Buy-to-Let & Home Ownership

One of the key investing principles is simplicity. Buying a house creates complexity and headaches. This complexity is completely unnecessary and inconsistent with intelligent investing principles. Buying a home creates unnecessary complications, doesn't produce worthy returns on investment, and narrows your diversification. Renting is a much more efficient and effective alternative to home ownership. Due to these reasons, a house has no place in anyone's portfolio. It is never a good idea to buy a house outright, let alone borrow money for it - Link.

Research from the Bank of Canada acknowledges that buying into a REIT historically out-performs the direct purchase of a condo for rent: "A medium term investment in a REIT of between 3-7 years yielded a total return of 78% against a 41% return on a single condo investment" - Link.

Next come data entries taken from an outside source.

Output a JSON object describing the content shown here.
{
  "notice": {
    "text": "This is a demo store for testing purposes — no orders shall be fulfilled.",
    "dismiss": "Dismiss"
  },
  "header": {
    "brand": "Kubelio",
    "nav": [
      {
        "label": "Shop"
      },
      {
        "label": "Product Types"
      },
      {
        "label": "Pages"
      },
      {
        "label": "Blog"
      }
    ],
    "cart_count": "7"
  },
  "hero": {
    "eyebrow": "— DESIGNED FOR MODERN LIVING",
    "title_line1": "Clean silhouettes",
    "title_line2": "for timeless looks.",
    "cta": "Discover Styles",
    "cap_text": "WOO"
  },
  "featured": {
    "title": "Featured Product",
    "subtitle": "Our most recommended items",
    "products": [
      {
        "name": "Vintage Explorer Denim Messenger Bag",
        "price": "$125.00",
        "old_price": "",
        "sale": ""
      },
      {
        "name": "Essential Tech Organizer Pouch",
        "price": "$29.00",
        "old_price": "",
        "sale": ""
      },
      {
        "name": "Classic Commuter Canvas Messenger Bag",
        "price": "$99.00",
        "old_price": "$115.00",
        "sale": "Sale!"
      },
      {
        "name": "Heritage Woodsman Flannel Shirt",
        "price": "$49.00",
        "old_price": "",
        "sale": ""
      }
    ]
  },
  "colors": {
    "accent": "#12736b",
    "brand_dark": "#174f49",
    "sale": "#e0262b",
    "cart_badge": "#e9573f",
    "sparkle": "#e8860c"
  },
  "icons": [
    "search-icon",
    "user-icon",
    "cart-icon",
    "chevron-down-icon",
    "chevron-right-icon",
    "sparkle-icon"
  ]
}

Arguably, the biggest disadvantage of REITs is that they are not “sexy” enough, in the sense that nobody should expect a REIT to have a "steller" year. But that is rather the whole point, since what investors buy them for is less risk / a degree of certainty of income via the rental income stream. Similarly, companies that do have "steller" years can follow these up with "annus horribilius." Good buildings don't dissapear and don't beome almost worthless over-night. Nonetheless some REITs perform “better” than others over certain time-frames; carry less debt than others; or are disadvantaged by the prevailing marco and micro-economic conditions of a region or country (property goes in cycles in all countries), so it is important to be able to make informed decisions of the market (directly or indirectly).